If I am to think about the qualities of a wise woman, an elder, then I have to make sure that an examination of rest is on there. In our hurry, hurry, hurry material world, rest is desperately neglected. I am very guilty of pushing myself until I crash, like student cramming for finals, and that’s not wise behavior.
Happily, I am refreshed and relaxed, and I have already scheduled a retreat for three months away, so that I don’t get overwhelmed.
Do you find it hard to get enough rest? Do you even recognize when you’re overly tired?
7 thoughts on “Rest”
It’s people like you that make my day…
Ha ha ha…I often find myself doing the same thing… I look forward to having the time to write, the freedom of two whole days. Then I get there and have stage fright. Or I procrastinate by taking a nap, reading, painting and cooking. I had to stop making myself feel guilty and just go with what I needed and felt right.
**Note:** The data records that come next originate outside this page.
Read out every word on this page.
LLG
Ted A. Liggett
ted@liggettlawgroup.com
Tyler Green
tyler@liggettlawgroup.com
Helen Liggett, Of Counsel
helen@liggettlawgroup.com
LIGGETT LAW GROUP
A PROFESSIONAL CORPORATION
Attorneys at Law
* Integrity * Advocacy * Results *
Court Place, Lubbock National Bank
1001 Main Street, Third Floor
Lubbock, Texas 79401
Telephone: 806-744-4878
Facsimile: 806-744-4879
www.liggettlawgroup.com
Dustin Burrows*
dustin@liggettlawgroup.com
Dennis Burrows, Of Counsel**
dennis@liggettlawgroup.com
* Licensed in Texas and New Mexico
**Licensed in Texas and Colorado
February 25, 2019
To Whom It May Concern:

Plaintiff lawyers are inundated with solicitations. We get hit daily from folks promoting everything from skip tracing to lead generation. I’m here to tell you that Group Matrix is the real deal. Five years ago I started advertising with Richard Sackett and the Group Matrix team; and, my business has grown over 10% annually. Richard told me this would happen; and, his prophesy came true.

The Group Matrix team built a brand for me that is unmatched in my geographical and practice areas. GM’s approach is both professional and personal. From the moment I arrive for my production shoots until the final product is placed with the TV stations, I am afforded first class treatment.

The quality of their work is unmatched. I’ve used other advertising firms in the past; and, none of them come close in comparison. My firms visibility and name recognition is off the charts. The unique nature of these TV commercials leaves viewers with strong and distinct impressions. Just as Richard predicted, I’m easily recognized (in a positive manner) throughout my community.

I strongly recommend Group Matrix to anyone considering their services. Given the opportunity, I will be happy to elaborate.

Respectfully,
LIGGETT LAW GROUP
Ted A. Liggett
Because then suddenly I find days later that it is all pouring out of me the words to the page maybe not when I wanted it to, but when it needed too and my writing is better for it.
I love that when I started reading this I had to laugh with understanding and reply. Because I have been procrastinating all dang week…
Shannon, that’s it! Days later, I’m all awash with new ideas that the rest gave me.
What a wise and wonderful post – I so needed to hear this. I feel that I’m constantly behind in my work, so much so that I then get frozen into complete inaction and fearful that I’ve forgotten how to write fiction. Your post reminded me that it’s way too easy to fall into the trap of only defining writing by the number of hours we sit in front of our computers. The real truth is, writers write all the time and most importantly, it is those hours when we’re doing nothing but relaxing that we can pull the stories out of the well. Thanks, Barbara, this was wonderful.
Barbara, thanks so much for this post! I too have been beating myself up with negative self-talk for taking a break from writing because the Day Job has been super stressful.
So much to do, falling so far behind my productivity targets and my self-imposed submission deadlines, gotta keep writing, gotta get busy! I’ll never get published it I don’t!
But it’s not laziness or procrastination. I genuinely need the time off. I’m reconsidering what I’m doing. Trying to find ways of being more authentically myself and bringing all of my life into line with what is true for me.
Though if I’m still saying this in a couple of weeks time, I need a kick up the bum!
Cheryl, isn’t it funny that we have to still keep reminding ourselves of this after so many years in the game?
Love that, Autumn. Being authentically yourself…but also, yes, noticing when that has turned to procrastination.